Год 1978-йДесятиклассница
Остановка автобуса была напротив Иришиного дома. И когда Наташа по скрипнувшим ступеням сошла на морозно захрустевший под ногами утоптанный снег и посмотрела на окна ее квартиры, по яркому полному свету в обоих окнах, по движущимся теням на занавесках она определила, что квартира сестры полна уже народу.
Дверь ей открыла Света, одна из давних, еще со школы, подруг Ириши, бывшая нынче в черно-смоляном, завитом парике, очень шедшем к ее бледно-розовому, с нежной тонкой кожей лицу.
– Салют, – коротко сказала она Наташе, впуская ее в квартиру, и ушла в комнату, подрагивая бедрами под длинным, до лодыжек, красно-фиолетовым платьем, туго натянутым на спине и с просторными рукавами-буф.
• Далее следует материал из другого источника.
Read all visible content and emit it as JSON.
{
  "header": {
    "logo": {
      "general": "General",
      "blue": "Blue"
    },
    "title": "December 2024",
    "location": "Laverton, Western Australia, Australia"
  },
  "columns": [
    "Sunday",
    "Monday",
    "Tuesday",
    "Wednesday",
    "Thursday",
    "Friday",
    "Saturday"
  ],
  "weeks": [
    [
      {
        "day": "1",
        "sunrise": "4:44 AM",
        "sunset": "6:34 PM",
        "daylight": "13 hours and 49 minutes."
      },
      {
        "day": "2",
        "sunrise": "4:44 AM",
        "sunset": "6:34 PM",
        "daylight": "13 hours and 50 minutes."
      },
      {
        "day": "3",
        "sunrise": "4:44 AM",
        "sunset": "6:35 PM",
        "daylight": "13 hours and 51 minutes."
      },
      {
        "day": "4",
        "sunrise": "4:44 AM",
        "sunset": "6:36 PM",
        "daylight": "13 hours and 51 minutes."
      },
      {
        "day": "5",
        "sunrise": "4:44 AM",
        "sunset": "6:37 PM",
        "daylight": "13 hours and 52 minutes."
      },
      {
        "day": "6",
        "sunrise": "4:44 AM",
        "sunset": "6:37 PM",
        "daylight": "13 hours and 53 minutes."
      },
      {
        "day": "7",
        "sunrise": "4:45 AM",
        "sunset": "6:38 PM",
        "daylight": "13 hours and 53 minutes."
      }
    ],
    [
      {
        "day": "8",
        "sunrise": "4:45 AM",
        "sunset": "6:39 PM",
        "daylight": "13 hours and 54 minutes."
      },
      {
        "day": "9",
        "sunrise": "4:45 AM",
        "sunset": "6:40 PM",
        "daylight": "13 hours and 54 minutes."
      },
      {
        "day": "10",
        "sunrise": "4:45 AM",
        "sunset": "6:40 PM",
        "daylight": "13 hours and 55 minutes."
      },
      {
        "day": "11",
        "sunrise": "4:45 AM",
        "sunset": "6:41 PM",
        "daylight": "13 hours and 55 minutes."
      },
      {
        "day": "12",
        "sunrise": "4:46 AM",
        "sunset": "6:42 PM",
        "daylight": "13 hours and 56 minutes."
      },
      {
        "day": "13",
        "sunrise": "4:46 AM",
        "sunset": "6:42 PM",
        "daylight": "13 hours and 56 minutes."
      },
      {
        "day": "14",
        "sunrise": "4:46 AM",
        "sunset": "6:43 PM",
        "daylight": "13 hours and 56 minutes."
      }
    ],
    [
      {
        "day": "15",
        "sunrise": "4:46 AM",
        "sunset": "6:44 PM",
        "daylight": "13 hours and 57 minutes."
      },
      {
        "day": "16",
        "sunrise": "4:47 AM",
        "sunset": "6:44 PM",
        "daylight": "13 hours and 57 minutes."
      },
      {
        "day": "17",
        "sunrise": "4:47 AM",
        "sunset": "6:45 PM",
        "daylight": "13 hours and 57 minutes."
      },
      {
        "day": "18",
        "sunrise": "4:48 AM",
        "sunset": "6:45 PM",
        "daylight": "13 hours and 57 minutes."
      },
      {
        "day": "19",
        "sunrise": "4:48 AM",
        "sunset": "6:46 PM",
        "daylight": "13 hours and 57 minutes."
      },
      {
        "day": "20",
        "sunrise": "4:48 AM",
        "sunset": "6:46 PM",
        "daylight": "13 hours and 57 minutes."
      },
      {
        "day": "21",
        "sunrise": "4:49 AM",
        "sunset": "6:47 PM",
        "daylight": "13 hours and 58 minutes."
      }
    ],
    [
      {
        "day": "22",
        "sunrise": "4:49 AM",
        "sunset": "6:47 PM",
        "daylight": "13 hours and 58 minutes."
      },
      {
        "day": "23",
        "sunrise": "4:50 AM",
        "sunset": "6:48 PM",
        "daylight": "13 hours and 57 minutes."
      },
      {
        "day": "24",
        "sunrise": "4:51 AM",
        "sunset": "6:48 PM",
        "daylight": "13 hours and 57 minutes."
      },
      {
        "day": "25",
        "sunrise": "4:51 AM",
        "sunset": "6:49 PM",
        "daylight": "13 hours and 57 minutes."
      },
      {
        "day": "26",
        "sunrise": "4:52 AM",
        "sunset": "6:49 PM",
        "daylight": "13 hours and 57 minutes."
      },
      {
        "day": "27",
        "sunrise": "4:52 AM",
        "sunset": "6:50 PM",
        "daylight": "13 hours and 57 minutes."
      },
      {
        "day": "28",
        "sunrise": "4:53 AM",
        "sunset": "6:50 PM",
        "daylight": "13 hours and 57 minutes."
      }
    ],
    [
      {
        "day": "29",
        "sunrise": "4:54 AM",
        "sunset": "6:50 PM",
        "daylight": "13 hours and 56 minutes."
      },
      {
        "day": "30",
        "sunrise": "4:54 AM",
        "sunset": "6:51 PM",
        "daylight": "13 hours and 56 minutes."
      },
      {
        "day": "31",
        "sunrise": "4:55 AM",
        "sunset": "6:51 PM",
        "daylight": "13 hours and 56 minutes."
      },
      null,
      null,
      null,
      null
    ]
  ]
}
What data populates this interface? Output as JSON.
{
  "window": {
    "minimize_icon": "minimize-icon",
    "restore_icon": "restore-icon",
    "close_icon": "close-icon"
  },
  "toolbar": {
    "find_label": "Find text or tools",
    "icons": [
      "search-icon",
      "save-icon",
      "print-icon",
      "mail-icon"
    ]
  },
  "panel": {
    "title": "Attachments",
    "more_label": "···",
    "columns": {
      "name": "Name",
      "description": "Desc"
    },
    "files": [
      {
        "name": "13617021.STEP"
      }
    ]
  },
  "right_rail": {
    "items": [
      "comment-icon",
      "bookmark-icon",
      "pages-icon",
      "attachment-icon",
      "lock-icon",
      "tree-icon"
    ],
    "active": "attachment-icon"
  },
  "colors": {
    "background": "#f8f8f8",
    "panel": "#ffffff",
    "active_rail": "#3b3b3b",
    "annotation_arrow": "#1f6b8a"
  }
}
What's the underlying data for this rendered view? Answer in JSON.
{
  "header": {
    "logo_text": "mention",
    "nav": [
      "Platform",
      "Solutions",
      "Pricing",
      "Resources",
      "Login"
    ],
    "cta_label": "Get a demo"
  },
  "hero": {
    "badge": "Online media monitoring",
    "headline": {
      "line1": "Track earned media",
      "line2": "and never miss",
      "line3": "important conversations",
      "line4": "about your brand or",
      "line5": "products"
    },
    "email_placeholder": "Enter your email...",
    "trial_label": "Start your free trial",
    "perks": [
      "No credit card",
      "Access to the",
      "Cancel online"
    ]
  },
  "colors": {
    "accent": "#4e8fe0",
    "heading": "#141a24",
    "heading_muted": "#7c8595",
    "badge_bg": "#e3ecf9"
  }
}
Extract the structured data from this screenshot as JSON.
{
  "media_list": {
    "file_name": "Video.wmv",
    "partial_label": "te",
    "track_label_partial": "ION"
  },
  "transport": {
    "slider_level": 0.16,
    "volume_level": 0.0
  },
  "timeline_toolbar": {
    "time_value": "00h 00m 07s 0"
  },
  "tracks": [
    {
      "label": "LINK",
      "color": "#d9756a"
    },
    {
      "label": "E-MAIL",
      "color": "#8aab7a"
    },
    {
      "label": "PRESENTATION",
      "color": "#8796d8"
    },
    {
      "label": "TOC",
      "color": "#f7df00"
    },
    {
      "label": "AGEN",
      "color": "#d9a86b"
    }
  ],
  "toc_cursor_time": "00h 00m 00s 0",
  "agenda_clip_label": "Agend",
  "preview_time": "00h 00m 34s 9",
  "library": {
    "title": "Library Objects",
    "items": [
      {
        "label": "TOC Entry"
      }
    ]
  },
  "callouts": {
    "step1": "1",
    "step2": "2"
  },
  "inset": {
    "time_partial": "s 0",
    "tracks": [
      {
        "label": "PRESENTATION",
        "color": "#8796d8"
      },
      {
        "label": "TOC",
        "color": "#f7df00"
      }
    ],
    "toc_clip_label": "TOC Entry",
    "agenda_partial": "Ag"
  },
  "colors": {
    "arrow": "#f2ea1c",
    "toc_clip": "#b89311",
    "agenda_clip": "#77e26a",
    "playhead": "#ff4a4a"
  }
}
Сама Ириша была на кухне – стояла, прислонившись к косяку заклеенной на зиму балконной двери, курила и разговаривала с Парамоновым, обросшим до глаз густой, кудрявой каштановой бородой. Она была в голубом, послушно обтекавшем ее изящную хорошую фигурку модном сейчас комбинезоне, белом с желто-кофейными кругами батнике под ним и со своей тяжелой из-за длинных густых волос, поднятых на шее наверх, женственной прической в этом мужском почти костюме была, показалось Наташе, еще лишь более женственной и по-женски прелъстительной,
– Ну, так и что же они, эти ваши лазоходы, что они такого поразительного сделали, практически вот? – спрашивала она.
– Не лазоходы, а лазоходцы, во-первых, – поправлял ее Парамонов. – Во-вторых, что мне еще добавить более поразительного, Ирочка? У вас, у женщин, самый преконсервативный склад ума, вас тычешь носом – брито, а вы – стрижено!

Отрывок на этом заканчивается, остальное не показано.